For most of us, we want to do things the right way. We want to follow the rules, but with so much information out there, we just kind of want to know what the rules are. So here is a list of 3 things to keep in mind when you’re investing marketing dollars and time into SEO:

Content Rules

This is a pretty common-used phrase among content marketers and SEO experts.  What it means is that the quickest way to get noticed by Google is to publish content that your customers and prospects find valuable. The great thing about social media and SEO is that we don’t need expensive ad agencies or PR firms to broadcast our message anymore. We have custom web solutions tools that empower us to do it ourselves.

However, for small businesses, creating a high volume of quality content that is relevant and sharable to their audience can be difficult. If that’s the case, then what? According to Tristan Handy, finding and sharing third party content is just as valuable as creating your own.

Google has the ability to tell whether your content is stuffed with keywords, you’re hiding keywords, or the content in general is garbage. So don’t cut corners. Publish and promote content that is relevant, valuable and sharable for your audience. Quality content is worth the investment if you want to win search.

Content in Context

SEOMoz’s 2011 Search Ranking Factors report shows that offsite SEO represents 40% of the pie. If you’re ignoring offsite SEO, you’re doing it all wrong. You shouldn’t be spending all of your marketing dollars on your own domain. What other pages and domains are saying matters if they’re linking to you.

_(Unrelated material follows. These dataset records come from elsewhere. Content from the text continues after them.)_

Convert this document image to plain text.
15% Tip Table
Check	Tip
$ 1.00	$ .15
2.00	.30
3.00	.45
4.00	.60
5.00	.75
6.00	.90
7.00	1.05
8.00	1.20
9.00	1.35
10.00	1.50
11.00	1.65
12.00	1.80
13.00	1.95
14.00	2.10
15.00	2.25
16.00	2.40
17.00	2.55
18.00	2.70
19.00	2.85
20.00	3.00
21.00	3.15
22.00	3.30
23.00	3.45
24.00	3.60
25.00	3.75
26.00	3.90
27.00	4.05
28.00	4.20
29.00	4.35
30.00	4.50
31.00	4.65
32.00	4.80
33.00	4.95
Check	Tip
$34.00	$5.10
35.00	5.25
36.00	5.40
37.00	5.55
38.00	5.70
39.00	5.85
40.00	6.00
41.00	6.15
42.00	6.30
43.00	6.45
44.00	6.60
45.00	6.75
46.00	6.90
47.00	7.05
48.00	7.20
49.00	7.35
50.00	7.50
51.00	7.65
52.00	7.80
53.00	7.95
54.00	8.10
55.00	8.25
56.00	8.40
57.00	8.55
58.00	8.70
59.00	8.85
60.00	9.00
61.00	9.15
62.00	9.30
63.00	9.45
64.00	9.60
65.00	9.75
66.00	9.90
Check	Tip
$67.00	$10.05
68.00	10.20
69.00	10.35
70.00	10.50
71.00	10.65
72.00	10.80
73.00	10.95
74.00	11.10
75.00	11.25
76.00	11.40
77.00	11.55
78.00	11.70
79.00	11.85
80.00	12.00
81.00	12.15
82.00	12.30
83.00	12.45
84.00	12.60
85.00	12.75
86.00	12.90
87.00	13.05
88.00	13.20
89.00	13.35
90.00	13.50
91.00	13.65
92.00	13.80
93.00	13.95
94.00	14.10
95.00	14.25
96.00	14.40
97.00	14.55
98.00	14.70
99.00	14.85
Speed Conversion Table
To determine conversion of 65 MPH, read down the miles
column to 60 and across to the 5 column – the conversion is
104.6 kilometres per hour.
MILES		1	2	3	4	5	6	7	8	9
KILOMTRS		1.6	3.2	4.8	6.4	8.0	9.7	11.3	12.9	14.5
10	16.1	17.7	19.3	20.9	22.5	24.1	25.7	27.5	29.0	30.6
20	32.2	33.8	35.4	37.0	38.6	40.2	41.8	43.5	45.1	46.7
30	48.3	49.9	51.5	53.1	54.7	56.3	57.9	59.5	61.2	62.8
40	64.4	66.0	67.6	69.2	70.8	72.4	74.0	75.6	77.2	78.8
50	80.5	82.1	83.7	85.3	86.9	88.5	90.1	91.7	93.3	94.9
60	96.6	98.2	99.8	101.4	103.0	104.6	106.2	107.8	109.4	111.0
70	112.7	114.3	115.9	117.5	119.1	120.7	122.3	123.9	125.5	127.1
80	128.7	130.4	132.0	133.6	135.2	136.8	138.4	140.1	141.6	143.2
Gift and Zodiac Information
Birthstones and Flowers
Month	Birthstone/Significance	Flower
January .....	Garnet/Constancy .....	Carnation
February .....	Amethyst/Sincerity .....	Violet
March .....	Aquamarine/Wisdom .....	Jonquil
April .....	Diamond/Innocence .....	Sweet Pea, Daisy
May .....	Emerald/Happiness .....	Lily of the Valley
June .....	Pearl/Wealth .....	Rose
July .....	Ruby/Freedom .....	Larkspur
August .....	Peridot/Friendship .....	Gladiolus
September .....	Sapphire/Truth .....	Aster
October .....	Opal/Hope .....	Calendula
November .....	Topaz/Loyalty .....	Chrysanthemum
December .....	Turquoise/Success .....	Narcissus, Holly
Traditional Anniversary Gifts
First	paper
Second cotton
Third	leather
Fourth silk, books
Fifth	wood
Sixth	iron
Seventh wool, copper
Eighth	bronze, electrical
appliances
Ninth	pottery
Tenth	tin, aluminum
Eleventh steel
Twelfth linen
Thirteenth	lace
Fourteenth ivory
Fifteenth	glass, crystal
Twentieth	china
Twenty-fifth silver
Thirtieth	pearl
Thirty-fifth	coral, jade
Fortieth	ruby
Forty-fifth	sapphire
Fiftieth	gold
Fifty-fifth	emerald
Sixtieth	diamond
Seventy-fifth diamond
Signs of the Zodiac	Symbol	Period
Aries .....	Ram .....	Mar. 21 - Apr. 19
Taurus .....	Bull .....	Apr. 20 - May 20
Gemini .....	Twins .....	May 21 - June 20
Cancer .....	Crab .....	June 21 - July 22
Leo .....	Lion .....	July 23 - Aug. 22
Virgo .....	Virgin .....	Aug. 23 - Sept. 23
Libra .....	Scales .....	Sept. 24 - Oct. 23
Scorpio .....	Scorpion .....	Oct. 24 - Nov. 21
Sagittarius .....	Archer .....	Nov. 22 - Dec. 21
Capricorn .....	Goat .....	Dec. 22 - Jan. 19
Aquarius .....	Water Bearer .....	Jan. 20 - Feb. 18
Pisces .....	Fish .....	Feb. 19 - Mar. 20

To do offsite correctly, it takes time and effort. Guest post on someone else’s blog, post content in forums relevant to your audience, comment on blogs with valuable information and links. Again, don’t spam. You’re actually hurting yourself if you choose to blast links without context all over the Internet.

Google can see the context surrounding your links. So don’t post low-quality content on sites that aren’t relevant to your company. If you sell shoes, don’t publish content on an interior decorator website.

A good place to start is to download SEOMoz’s Moz Bar, find sites with high domain and page authority, and publish there if you can. Content is king, but it means a lot less if the context surrounding your content isn’t strong.

User Experience

Mobile traffic has seen a giant increase in the past few years with the smart phone boom. People want to easily browse the Internet. They want to quickly and easily find solutions to their problems.

If you haven’t optimized your site for mobile, you’re potentially missing out on a large number of visitors and conversions. Investing in optimizing your user experience for mobile is worth it.

Not only that, but give the people coming to your website a clear path to get where they want to go. Are the people coming to your site staying? Or are they bouncing off quickly? If they’re not staying long, that indicates you’re not solving their problems.

Clear calls-to-action on your website, quality content in a relevant context will help with SEO and likely conversions. No matter how many things change with best practices, no matter what the buzzword of the month is, investing in content, offsite SEO and a quality user experience will always matter to your customers and to search engines.